The AIDS Policy Project, in Philadelphia, has issued a report contending that a cure for AIDS may be closer to fruition than most people think, but that poor research funding is holding it back.

“Who knows exactly what’s going on with AIDS cure research?” ask Kate Krauss, Stephen LeBlanc and John James, the activists who wrote the report. They argue that most people outside of the research community don’t know how close we may be to a cure, nor how much funding is being spent toward a cure. This includes reporters, members of Congress and the public at large.

“Not even most AIDS activists, who assume that the cure is decades out of reach, [know what is happening],” they said. “And most importantly, not people with AIDS themselves, millions of whose lives are at stake.”
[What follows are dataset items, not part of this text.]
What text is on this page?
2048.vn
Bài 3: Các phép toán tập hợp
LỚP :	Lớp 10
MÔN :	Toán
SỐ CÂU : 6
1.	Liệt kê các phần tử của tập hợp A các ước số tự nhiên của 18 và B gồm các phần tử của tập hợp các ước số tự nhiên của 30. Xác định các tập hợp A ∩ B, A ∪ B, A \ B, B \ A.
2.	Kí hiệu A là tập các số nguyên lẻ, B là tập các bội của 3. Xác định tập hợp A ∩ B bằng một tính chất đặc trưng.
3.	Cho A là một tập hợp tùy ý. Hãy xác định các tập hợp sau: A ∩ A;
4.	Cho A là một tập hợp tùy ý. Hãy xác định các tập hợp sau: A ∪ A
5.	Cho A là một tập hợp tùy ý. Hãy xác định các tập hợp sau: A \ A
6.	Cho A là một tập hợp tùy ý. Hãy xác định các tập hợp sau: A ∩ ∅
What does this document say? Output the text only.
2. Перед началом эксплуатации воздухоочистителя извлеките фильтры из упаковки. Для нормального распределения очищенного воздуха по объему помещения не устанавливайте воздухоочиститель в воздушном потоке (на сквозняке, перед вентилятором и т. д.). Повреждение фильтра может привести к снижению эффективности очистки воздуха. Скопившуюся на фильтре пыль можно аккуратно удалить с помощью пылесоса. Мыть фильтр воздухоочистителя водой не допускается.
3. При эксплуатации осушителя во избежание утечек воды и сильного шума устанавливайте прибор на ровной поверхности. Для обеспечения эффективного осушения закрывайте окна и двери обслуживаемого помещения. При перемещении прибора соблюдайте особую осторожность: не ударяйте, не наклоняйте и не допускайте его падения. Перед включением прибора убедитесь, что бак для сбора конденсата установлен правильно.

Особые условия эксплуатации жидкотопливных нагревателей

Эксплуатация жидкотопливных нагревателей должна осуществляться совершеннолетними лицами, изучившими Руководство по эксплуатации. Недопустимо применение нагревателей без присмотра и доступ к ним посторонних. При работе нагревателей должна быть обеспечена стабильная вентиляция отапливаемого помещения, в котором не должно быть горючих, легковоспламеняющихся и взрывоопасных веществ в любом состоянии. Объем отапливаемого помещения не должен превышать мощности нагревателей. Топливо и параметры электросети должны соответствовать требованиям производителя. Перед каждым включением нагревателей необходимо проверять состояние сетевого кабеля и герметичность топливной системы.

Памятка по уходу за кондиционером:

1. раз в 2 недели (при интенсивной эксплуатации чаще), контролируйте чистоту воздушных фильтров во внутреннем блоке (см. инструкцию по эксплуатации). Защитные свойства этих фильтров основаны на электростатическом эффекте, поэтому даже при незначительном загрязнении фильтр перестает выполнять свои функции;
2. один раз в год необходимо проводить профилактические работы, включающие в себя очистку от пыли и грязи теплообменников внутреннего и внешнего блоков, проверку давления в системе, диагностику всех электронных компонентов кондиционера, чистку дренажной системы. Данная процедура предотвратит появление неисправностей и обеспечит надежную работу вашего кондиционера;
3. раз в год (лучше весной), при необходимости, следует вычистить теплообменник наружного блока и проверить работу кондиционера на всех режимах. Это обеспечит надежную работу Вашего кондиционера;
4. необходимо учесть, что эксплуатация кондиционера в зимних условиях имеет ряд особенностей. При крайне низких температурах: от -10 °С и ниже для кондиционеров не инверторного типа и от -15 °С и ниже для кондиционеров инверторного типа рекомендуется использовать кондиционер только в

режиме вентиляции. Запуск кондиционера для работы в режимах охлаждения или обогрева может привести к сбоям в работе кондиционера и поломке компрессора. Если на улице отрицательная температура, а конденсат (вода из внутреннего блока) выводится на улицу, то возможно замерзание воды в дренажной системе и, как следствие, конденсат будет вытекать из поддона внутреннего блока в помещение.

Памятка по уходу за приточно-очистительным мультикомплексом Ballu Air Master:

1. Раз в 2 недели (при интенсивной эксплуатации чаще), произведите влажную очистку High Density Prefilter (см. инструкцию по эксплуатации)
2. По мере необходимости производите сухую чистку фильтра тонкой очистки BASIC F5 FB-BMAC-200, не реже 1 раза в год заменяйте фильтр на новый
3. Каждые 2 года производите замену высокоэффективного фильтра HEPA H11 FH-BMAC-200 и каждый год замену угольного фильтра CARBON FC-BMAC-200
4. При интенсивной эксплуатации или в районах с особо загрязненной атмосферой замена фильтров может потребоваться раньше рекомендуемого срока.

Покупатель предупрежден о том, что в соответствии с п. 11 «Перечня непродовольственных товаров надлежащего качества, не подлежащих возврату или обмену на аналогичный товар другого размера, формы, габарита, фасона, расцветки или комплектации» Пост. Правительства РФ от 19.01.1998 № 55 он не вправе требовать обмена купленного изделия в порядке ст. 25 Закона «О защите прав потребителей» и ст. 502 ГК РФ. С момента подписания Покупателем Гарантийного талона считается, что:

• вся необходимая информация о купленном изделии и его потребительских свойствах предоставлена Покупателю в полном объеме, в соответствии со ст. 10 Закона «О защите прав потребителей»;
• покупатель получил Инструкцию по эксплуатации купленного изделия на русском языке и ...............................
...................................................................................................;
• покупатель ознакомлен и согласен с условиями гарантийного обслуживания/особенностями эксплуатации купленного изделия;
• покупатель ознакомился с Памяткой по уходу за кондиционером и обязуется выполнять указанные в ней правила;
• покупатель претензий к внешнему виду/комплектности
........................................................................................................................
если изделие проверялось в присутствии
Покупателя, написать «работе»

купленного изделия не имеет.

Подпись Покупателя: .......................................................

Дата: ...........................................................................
The authors define a cure as either completely eradicating HIV from the body or teaching the immune system to control the virus. Then they give an example of one person who apparently has already been cured. The man, who received a bone marrow transplant due to aggressive leukemia, was given cells that are naturally resistant to HIV. More than two years later, he still has no detectable HIV in his body. Research building on this case is already underway, along with a number of other approaches.

The report alleges, however, that funding for cure research at the National Institutes of Health (NIH) is about one fifth of what it should be. The authors analyzed funding at a number of different NIH institutes, including the National Institute of Allergy and Infectious Diseases (NAIAD), where most HIV research takes place. They estimate that NAIAD spent about $41 million toward cure research last year. “The total AIDS spending of NIAID in 2009 was $1.541 billion. Thus, NIAID spent less than 3 percent of its AIDS budget on cure research,” they note.

The authors recommend that cure-based research should be increased five-fold, to $240 million by next year, and to $600 million in five years, but they insist that other NIH funding should not be raided to pay for the increase. Rather, they are calling on Congress to increase the NIH budget by 20 percent, to $37 billion next year, “to start to make up the funding gap from the past eight years.”

Beyond funding, the activists are also calling on the AIDS research community to spur innovation, to be more open to scientists working in other areas and to openly declare—to other researchers and to patients—that their goal is a cure.

The authors give a recent example where researchers in Philadelphia didn’t tell prospective volunteers that a somewhat risky gene therapy study was ultimately focused on finding a cure for HIV. This Philadelphia study site couldn’t find a single volunteer. Meanwhile, the authors recount, “A second study site, in San Francisco, explained the purpose of the study to patients and easily enrolled the same study, with a waiting list.”

Throughout the report, the authors stress that a cure for HIV is not only possible, but even within reach—provided that proper funding can be achieved. And therein lies the problem. As they state: “Whether there is the political power from the advocacy community to compel this funding is an open question.

“But if we can properly fund this research and researchers are given opportunities to work together and share data, if we encourage innovators,” they conclude, “we have a real chance of finding a permanent cure for AIDS. Soon.”